Kiefersfelden – Die „Kieferer Wichtl“, der Theaternachwuchs der Heimatbühne Kiefersfelden, hat wie viele andere unter den Auswirkungen der Corona-Pandemie gelitten. Aus dem Plan, das Theaterstück „Wusel die Waldmaus“ heuer im Frühjahr zurück auf die Bühne zu bringen, wurde nichts. Doch die Theatergruppe blieb nicht untätig.
Auch während der Kontaktbeschränkungen blieben die 14 Darsteller im Alter von neun bis 19 Jahren und ihre Spielleiterin Monika Keiler mit wöchentlichen Gruppenstunden und Online-Theaterproben in Verbindung. Dabei reifte dann der Plan, „das Schauspiel Stück für Stück draußen an der frischen Luft in der Naturkulisse pandemiegerecht aufzuzeichnen und dann als kompletten Film zur Verfügung zu stellen“, sagt Monika Keiler. „So startete unser großes Abenteuer“, erinnert sich die Regisseurin.

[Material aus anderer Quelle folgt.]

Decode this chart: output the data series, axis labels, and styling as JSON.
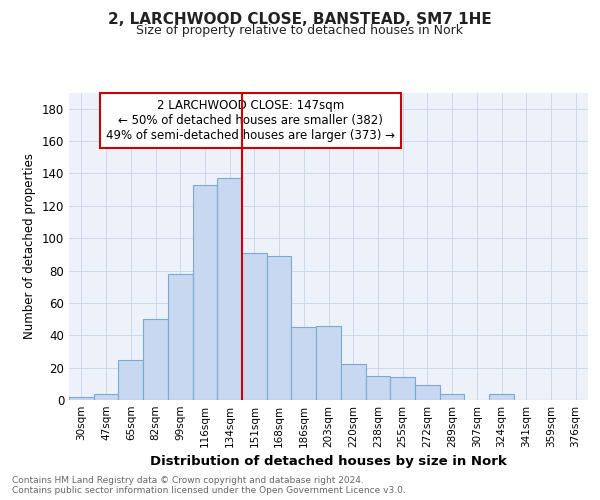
{
  "title1": "2, LARCHWOOD CLOSE, BANSTEAD, SM7 1HE",
  "title2": "Size of property relative to detached houses in Nork",
  "xlabel": "Distribution of detached houses by size in Nork",
  "ylabel": "Number of detached properties",
  "categories": [
    "30sqm",
    "47sqm",
    "65sqm",
    "82sqm",
    "99sqm",
    "116sqm",
    "134sqm",
    "151sqm",
    "168sqm",
    "186sqm",
    "203sqm",
    "220sqm",
    "238sqm",
    "255sqm",
    "272sqm",
    "289sqm",
    "307sqm",
    "324sqm",
    "341sqm",
    "359sqm",
    "376sqm"
  ],
  "values": [
    2,
    4,
    25,
    50,
    78,
    133,
    137,
    91,
    89,
    45,
    46,
    22,
    15,
    14,
    9,
    4,
    0,
    4,
    0,
    0,
    0
  ],
  "bar_color": "#c8d8f0",
  "bar_edge_color": "#7aaad0",
  "vline_color": "#cc0000",
  "annotation_text": "2 LARCHWOOD CLOSE: 147sqm\n← 50% of detached houses are smaller (382)\n49% of semi-detached houses are larger (373) →",
  "annotation_box_color": "#ffffff",
  "annotation_box_edge": "#cc0000",
  "footer_text": "Contains HM Land Registry data © Crown copyright and database right 2024.\nContains public sector information licensed under the Open Government Licence v3.0.",
  "ylim": [
    0,
    190
  ],
  "yticks": [
    0,
    20,
    40,
    60,
    80,
    100,
    120,
    140,
    160,
    180
  ],
  "grid_color": "#ccd8ea",
  "bg_color": "#edf2fa"
}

Theaterstück in 367 Szenen aufgeteilt
Mit Unterstützung des Kreisjugendrings Rosenheim wurde eine technisch ausgereifte Videokamera angeschafft und auch der „Plausus-Verlag“ als Rechteinhaber gab seine Zustimmung für die Verfilmung von „Wusel die Waldmaus“. Monika Keiler machte sich auf die Suche nach den passenden Drehorten in und um Kiefersfelden, teilte das Theaterstück in 367 Szenen und zeichnete sie mit der Hand auf.
Erschwerend kam hinzu, dass aufgrund der Corona-Kontaktbeschränkungen immer nur ein bis zwei „Wichtl“ pro Bild oder Szene dabei sein durften. „Da war schon eine Menge Improvisation angesagt, denn auch das Wetter mit Hitze, Regen oder Sturm und Gewitter brachte unseren Zeitplan gehörig durcheinander“, sagt Monika Keiler. Doch das alles meisterte die Gruppe, auch mit der Hilfe vieler freiwilliger Helfer aus den Reihen der Eltern sowie der Heimatbühne.
An 14 Drehtagen im Juli und August wurde an sechs verschiedenen Orten das Stück „Wusel die Waldmaus“ aufgenommen. „Die Arbeit war manchmal recht anspruchsvoll, denn es fehlte ja größtenteils immer der Dialogpartner, sodass wir die Szenen praktisch allein einspielen und dann zusammenschneiden mussten“, erinnert sich die Regisseurin.
Sobald alle Szenen im Kasten waren, machte sich Monika Keiler an die Nachbearbeitung und den Filmschnitt sowie an die Nachvertonung der Lieder. „Nach einem aufregenden Frühsommer mit vielen Stunden Vorbereitung, Arbeit und Drehterminen war unser Pandemieprojekt dann endlich fertig.“ Insgesamt 52 Minuten Theaterfilm sind entstanden.
Die „Kieferer Wichtl“ durften sich zusammen mit ihren Eltern und Geschwistern ihr eigenes Werk im Rahmen einer geschlossenen Sondervorstellung in einem Kufsteiner Kino ansehen. Der Film ist auf der Homepage der „Wichtl“ unter www.kiefererwichtl.de zu finden.
„Es hat mächtig
Spaß gemacht“
Für die Darsteller waren die Dreharbeiten „ein großes Abenteuer, das mir sehr viel Spaß gemacht hat“, sagt die zehnjährige Fini, die den Marienkäfer Sumsibrumm gespielt hat. Michael (elf) war als „Weiser Stein“ vom Filmen erstaunt. „Das ging sehr schnell und wir konnten die Szenen ja so lange drehen, bis es gepasst hat.“
Sehr „aufregend“ fanden die Dreharbeiten Emma und Johanna (beide 15), „denn wir haben so gedreht, wie das auch die Stars in Hollywood machen.“ Für Eva (zehn) war es das erste Theaterstück bei den „Wichtln“, bei denen ihre Mutter schon mitgespielt hatte. Für Monika Keiler war es der erste Film. „Aber ich würde sofort wieder einen drehen, denn es hat mächtig Spaß gemacht.“
Aktuell bereitet sich die Gruppe auf ihr neues Theaterstück „Schneeweißchen und Rosenrot“ vor, das im Frühjahr auf die Bühne kommen soll.